There are a handful of other major players to speak of — including pasty riot cop Jérôme (Anthony Bajon) who gets taken hostage, and the soft-spoken terrorist Sébastien (Alexis Manenti) who’s returned to France after serving a prison sentence in the Middle East and just wants to tend to his garden in peace or create massive homemade bombs, depending on what the plot demands from him at a given moment — but it’s cinematographer Matias Boucard and his crew who deserve top billing, as “Athena” is never as interested in any of its characters as it is in the camerawork around them.
This is a film that distills the most basic version of “us vs. them” into a series of ever-shifting tableaux that echo with centuries of generic historical bloodshed. A “300”-like phalanx of riot police surge towards Athena, dozens of bodies heaving together as fireworks shoot off on all sides. The wail of a children’s choir bleeds over the soundtrack, their little voices singing in Greek. Mothers and their babies scream for safe passage while legions of young men run towards danger and tear gas rolls in like a thick morning fog. Some of the tracking shots are long enough that it seems like they could stretch from one era of warfare to another.

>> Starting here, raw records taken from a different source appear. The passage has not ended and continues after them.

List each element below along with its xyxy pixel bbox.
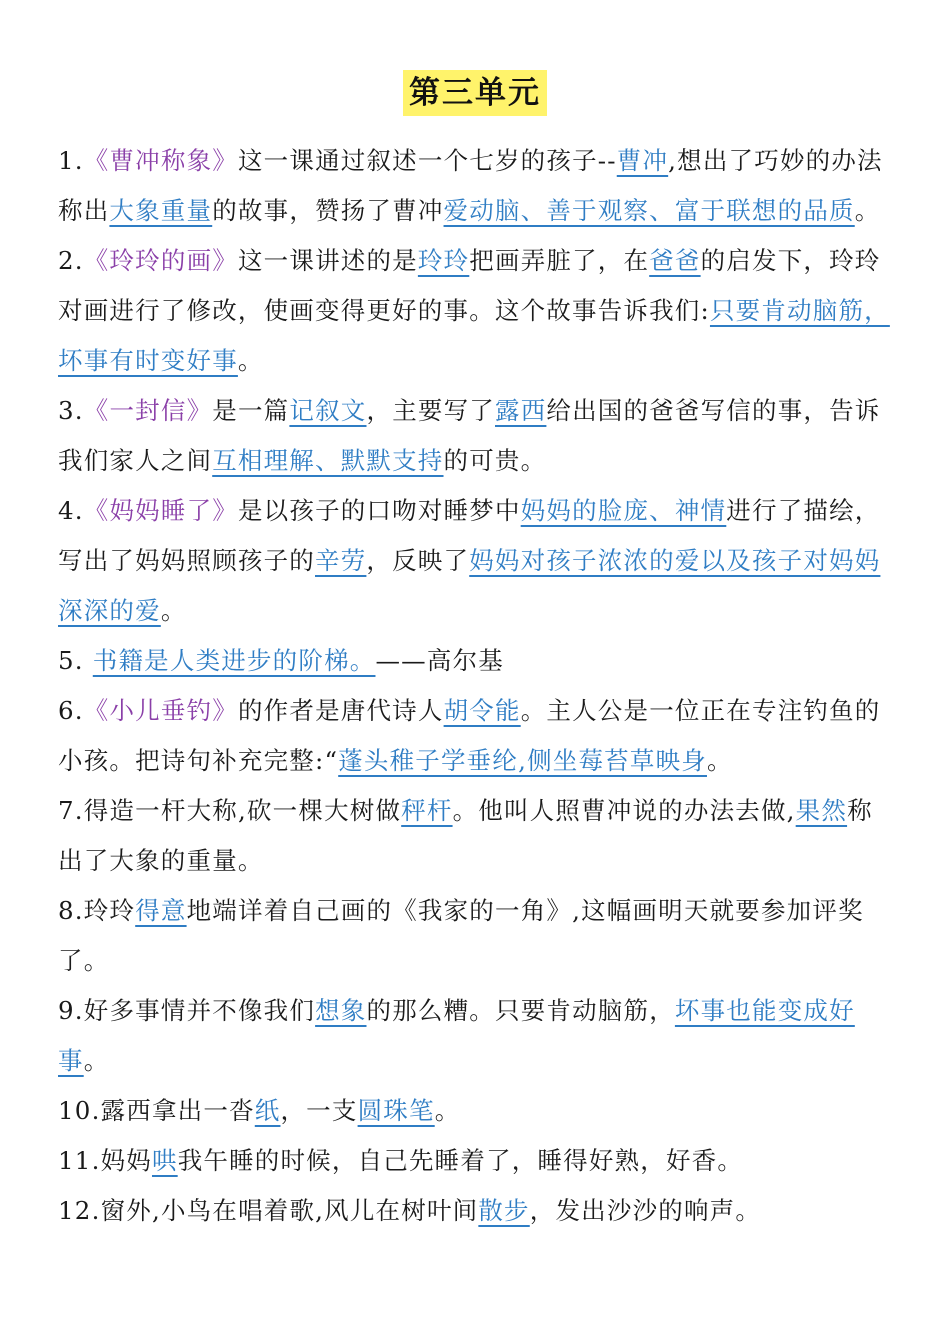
question-text: 给出国的爸爸写信的事，告诉我们家人之间: [58, 396, 881, 475]
answer-text: 爸爸: [649, 246, 701, 275]
answer-text: 哄: [151, 1146, 178, 1175]
answer-text: 胡令能: [443, 696, 521, 725]
question-text: 露西拿出一沓: [100, 1096, 255, 1125]
answer-text: 纸: [254, 1096, 281, 1125]
lesson-title: 《妈妈睡了》: [83, 496, 238, 525]
answer-text: 大象重量: [109, 196, 213, 225]
answer-text: 曹冲: [616, 146, 669, 175]
lesson-title: 《曹冲称象》: [83, 146, 238, 175]
question-text: 得造一杆大称,砍一棵大树做: [83, 796, 402, 825]
question-text: 窗外,小鸟在唱着歌,风儿在树叶间: [100, 1196, 479, 1225]
question-number: 6.: [58, 696, 84, 725]
question-text: 玲玲: [83, 896, 136, 925]
question-number: 2.: [58, 246, 84, 275]
question-text: ，反映了: [366, 546, 470, 575]
question-text: 是以孩子的口吻对睡梦中: [237, 496, 521, 525]
question-text: 。: [706, 746, 733, 775]
question-text: ，主要写了: [366, 396, 495, 425]
title-wrap: [58, 70, 892, 122]
answer-text: 只要肯动脑筋，坏事有时变好事: [58, 296, 890, 375]
question-item: [58, 136, 892, 236]
question-text: 。主人公是一位正在专注钓鱼的小孩。把诗句补充完整:“: [58, 696, 881, 775]
question-number: 8.: [58, 896, 84, 925]
question-item: [58, 786, 892, 886]
question-number: 1.: [58, 146, 84, 175]
question-item: [58, 986, 892, 1086]
question-item: [58, 486, 892, 636]
answer-text: 果然: [795, 796, 848, 825]
question-text: 进行了描绘，写出了妈妈照顾孩子的: [58, 496, 881, 575]
question-text: 称出了大象的重量。: [58, 796, 873, 875]
question-text: 妈妈: [100, 1146, 152, 1175]
question-text: 地端详着自己画的《我家的一角》,这幅画明天就要参加评奖了。: [58, 896, 864, 975]
question-text: 。: [160, 596, 187, 625]
answer-text: 辛劳: [315, 546, 367, 575]
answer-text: 露西: [495, 396, 547, 425]
question-text: 的那么糟。只要肯动脑筋，: [366, 996, 675, 1025]
question-text: 这一课通过叙述一个七岁的孩子--: [237, 146, 617, 175]
lesson-title: 《小儿垂钓》: [83, 696, 238, 725]
question-text: 这一课讲述的是: [237, 246, 418, 275]
question-text: 。: [83, 1046, 110, 1075]
answer-text: 玲玲: [417, 246, 470, 275]
question-item: [58, 386, 892, 486]
question-text: ——高尔基: [375, 646, 504, 675]
question-number: 10.: [58, 1096, 101, 1125]
question-text: 。: [237, 346, 264, 375]
lesson-title: 《玲玲的画》: [83, 246, 238, 275]
question-number: 9.: [58, 996, 84, 1025]
answer-text: 书籍是人类进步的阶梯。: [92, 646, 376, 675]
answer-text: 互相理解、默默支持: [212, 446, 444, 475]
question-text: 的作者是唐代诗人: [237, 696, 444, 725]
question-list: [58, 136, 892, 1236]
question-item: [58, 686, 892, 786]
question-number: 4.: [58, 496, 84, 525]
question-number: 5.: [58, 646, 84, 675]
question-text: 是一篇: [212, 396, 290, 425]
question-item: [58, 636, 892, 686]
question-text: ,想出了巧妙的办法称出: [58, 146, 883, 225]
answer-text: 得意: [135, 896, 187, 925]
page-title: 第三单元: [403, 70, 547, 116]
question-number: 3.: [58, 396, 84, 425]
question-number: 11.: [58, 1146, 101, 1175]
question-item: [58, 236, 892, 386]
answer-text: 秤杆: [401, 796, 453, 825]
answer-text: 坏事也能变成好事: [58, 996, 855, 1075]
question-text: 的故事，赞扬了曹冲: [212, 196, 444, 225]
question-number: 12.: [58, 1196, 101, 1225]
answer-text: 蓬头稚子学垂纶,侧坐莓苔草映身: [338, 746, 707, 775]
answer-text: 想象: [315, 996, 367, 1025]
question-text: 我午睡的时候，自己先睡着了，睡得好熟，好香。: [177, 1146, 744, 1175]
answer-text: 记叙文: [289, 396, 367, 425]
question-text: 。: [854, 196, 881, 225]
question-item: [58, 886, 892, 986]
answer-text: 爱动脑、善于观察、富于联想的品质: [443, 196, 855, 225]
question-item: [58, 1186, 892, 1236]
question-text: [84, 646, 93, 675]
answer-text: 散步: [478, 1196, 530, 1225]
question-text: 。: [434, 1096, 461, 1125]
question-text: 把画弄脏了，在: [469, 246, 650, 275]
question-text: 。他叫人照曹冲说的办法去做,: [452, 796, 796, 825]
question-text: 的可贵。: [443, 446, 547, 475]
question-text: ，一支: [280, 1096, 358, 1125]
lesson-title: 《一封信》: [83, 396, 213, 425]
question-item: [58, 1136, 892, 1186]
question-item: [58, 1086, 892, 1136]
answer-text: 妈妈的脸庞、神情: [520, 496, 727, 525]
question-text: 的启发下，玲玲对画进行了修改，使画变得更好的事。这个故事告诉我们:: [58, 246, 881, 325]
question-text: ，发出沙沙的响声。: [529, 1196, 762, 1225]
question-text: 好多事情并不像我们: [83, 996, 316, 1025]
question-number: 7.: [58, 796, 84, 825]
answer-text: 妈妈对孩子浓浓的爱以及孩子对妈妈深深的爱: [58, 546, 881, 625]
answer-text: 圆珠笔: [357, 1096, 435, 1125]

A more self-aware film might have recognized the weaknesses of its storytelling and embraced the representational essence of Gavras’ direction, eschewing the histrionic scenes of Karim and Abdel yelling at each other in favor of becoming a full-on militarized ballet. Gavras — God bless him — sincerely believes that it’s possible to articulate the anger of the dispossessed through aesthetics alone, and I can’t shake the feeling that “Athena” would have been more harrowing and successful had it fully owned the courage of that conviction. As it stands, this is just a really cool movie about a country that’s ready to catch fire; one that burns itself out long before it can find any meaning in the flames.
“Athena” premiered at the 2022 Venice Film Festival. Netflix will release it in select theaters on Friday, September 9, before making it available to stream starting Friday, September 23.